Another very easy way to maybe check this is to add simple log statements in the CacheProvider that spits out the key name it’s looking for, the key name you added, etc. Then in the Elapsed_time event add a log statement that tells you that it’s removing said key. Match up your console output to what you expect, see if there is any differences.
One problem you could run into in a production system is that if the timer goes to Add said value the key might exist and cause a duplicate key exception or some such because your contains runs in a seperate call so by the time the contains returns true or false it could be invalid.
ie in your Put on CacheProvider it should look like this:
public void Put(CacheableObject value)
{
lock (monitor)
{
if (ContainsKey(value.Key))
{
Remove(value.Key);
}
value.Provider = this;
_cacheDictionary.Add(value.Key, value);
value.StartTicking();
}
}
This will allow you to create a single Atomic transaction. Also, on your remove you might want to add something similar that checks the contains key. As well on your Get command. You could have a problem that the Contains works fine and the get doesn’t.

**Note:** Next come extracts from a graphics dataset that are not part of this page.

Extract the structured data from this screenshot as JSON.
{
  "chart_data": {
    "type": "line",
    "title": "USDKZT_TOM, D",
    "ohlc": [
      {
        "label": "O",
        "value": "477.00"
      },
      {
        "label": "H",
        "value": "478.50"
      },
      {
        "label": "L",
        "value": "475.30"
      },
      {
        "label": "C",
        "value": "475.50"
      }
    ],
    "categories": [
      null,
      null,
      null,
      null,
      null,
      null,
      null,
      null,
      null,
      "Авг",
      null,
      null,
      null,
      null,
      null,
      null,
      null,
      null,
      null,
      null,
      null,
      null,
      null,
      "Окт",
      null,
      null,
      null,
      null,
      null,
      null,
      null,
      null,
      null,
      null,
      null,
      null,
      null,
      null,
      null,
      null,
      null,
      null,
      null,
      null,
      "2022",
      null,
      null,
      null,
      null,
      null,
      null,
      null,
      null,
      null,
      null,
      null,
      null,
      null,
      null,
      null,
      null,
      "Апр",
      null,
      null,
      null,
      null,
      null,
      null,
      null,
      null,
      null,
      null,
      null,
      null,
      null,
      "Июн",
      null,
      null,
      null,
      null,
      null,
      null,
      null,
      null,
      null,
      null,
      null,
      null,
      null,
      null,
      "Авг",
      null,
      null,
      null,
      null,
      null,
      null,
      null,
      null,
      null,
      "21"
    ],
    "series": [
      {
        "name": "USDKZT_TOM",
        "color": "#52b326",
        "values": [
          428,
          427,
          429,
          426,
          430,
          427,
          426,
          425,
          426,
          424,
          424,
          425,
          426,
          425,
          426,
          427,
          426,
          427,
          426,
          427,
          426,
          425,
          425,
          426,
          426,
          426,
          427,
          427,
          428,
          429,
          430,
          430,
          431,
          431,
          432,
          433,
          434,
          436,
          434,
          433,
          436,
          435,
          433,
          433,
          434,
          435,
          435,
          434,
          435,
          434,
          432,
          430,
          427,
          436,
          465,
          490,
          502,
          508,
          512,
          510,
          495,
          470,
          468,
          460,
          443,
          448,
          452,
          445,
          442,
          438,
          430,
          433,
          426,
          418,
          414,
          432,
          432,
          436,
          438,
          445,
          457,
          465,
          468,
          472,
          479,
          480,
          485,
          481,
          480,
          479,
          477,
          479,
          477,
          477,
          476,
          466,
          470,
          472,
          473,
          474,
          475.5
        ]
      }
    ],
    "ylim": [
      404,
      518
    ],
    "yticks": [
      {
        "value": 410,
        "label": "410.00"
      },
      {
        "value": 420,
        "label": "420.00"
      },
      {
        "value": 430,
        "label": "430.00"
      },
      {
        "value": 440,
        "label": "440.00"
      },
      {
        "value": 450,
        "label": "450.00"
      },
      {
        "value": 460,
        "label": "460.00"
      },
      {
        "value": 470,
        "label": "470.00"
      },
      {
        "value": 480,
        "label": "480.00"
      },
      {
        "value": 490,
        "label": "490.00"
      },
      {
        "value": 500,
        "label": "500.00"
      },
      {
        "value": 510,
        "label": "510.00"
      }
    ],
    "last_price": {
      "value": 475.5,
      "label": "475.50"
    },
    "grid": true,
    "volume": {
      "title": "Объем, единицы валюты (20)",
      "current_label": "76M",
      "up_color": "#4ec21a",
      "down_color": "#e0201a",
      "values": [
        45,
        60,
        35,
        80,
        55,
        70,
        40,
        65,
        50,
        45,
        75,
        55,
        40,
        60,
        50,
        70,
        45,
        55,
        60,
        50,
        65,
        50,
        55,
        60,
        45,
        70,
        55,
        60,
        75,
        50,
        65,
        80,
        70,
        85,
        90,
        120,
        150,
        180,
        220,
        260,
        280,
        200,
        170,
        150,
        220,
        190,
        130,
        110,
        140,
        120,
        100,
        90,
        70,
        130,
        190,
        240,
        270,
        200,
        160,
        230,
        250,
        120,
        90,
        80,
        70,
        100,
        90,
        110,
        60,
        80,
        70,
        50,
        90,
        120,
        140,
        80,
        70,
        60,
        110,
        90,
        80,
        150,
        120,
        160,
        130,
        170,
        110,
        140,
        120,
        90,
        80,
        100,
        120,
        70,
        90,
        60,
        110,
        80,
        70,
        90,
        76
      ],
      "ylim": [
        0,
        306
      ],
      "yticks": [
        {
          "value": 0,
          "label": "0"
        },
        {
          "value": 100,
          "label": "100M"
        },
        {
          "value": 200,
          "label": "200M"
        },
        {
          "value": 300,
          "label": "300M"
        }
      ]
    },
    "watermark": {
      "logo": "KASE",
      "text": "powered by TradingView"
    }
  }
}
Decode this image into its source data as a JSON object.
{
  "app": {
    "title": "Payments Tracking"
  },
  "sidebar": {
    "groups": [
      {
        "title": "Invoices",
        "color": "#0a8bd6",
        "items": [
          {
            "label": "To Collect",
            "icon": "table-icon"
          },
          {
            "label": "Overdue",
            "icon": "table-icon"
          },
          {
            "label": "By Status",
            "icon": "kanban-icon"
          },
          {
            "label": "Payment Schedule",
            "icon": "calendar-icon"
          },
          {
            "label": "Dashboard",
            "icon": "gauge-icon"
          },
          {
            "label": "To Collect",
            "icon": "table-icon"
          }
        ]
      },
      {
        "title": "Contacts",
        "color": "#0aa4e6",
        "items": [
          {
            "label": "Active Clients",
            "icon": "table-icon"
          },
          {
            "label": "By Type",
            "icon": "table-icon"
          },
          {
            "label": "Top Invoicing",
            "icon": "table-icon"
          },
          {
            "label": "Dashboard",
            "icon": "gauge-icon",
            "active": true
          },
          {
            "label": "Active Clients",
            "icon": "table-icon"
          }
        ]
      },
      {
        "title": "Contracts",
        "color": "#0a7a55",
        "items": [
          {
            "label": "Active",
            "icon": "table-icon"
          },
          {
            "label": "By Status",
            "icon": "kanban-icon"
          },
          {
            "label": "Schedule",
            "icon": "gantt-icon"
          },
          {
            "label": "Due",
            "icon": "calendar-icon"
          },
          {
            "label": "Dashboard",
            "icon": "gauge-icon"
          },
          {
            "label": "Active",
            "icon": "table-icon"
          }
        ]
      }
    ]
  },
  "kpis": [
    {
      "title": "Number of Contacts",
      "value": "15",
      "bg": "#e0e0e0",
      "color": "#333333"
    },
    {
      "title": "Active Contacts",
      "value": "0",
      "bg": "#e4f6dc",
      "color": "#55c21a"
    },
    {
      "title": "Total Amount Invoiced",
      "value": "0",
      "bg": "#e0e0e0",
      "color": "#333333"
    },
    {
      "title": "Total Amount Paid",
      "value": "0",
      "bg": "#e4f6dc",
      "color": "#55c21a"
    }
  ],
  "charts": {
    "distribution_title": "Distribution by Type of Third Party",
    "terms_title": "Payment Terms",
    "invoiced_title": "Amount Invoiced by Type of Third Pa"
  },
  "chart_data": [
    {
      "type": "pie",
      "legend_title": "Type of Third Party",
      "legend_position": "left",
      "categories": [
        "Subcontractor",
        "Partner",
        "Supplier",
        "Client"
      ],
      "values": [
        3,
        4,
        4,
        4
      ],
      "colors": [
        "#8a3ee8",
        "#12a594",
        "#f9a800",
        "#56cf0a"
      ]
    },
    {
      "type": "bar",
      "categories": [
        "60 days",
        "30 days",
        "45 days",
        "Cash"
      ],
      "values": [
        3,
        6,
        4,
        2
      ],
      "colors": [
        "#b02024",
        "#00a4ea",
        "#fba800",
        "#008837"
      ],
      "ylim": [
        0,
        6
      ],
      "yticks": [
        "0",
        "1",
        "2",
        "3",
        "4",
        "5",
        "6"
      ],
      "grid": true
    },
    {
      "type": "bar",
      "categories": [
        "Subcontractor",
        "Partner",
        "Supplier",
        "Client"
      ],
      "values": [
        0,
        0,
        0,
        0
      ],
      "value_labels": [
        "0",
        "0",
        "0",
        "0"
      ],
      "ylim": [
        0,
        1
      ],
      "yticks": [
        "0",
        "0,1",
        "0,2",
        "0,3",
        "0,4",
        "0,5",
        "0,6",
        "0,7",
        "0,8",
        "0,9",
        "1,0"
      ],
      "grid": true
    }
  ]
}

To verify just add some logging like so to find out:
public CacheableObject Get(object key)
{
Console.WriteLine(“Getting data for key: ” + key.ToString());
if (_cacheDictionary.ContainsKey(key))
{
Console.WriteLine(“Found Key: ” + key.ToString());
return _cacheDictionary[key];
}
return null;
}
Hope that might help some.
June 5th, 2009 at 10:16 am
An interesting topic, very funny.
Maybe we can investigate the IL
June 5th, 2009 at 10:16 pm
This eventhandler has a bug, I think.
private void Timer_Elapsed(object sender, ElapsedEventArgs e)
{
_timer.Stop();
Provider.Remove(this.Key);
}
and it will “fail” in the following scenario:
put object A in cache with key “x” and timeout 10 seconds
wait 9 seconds,
add object B with key “x” and timout 10 seconds.
wait one second,
B gets removed from the cache by the timer event handler of the replaced object A because the timer didn’t get cancelled when A was evicted from the cache.
But I would expect B to be removed after 10 seconds have passed after insertion of B.
This also means that if any other test in a testrun also uses the key “test” while using the singleton cache , but with a much shorter timeout that falls within your testrun duration, you will see some very intermittant failures.
A fix would be to let the timeout handler check if the key is still associated with the same value for which the timeout was set, and to do nothing when the value was updated, or to cancel the timer when a CacheableObject is replaced or removed from the cache.
June 12th, 2009 at 6:02 pm
I have a theory. You’re not locking your reads and writes to the cache. And your puts are destructive without providing notice that a previous value is being overwritten. If your unit test runner runs the tests concurrently, you have a race in two places. If two calls to your put and get are interleaved the wrong way (a.Put b.Put a.Get) you’ll see that error.
Another thing is that your Cache isn’t checking for semantically equal objects.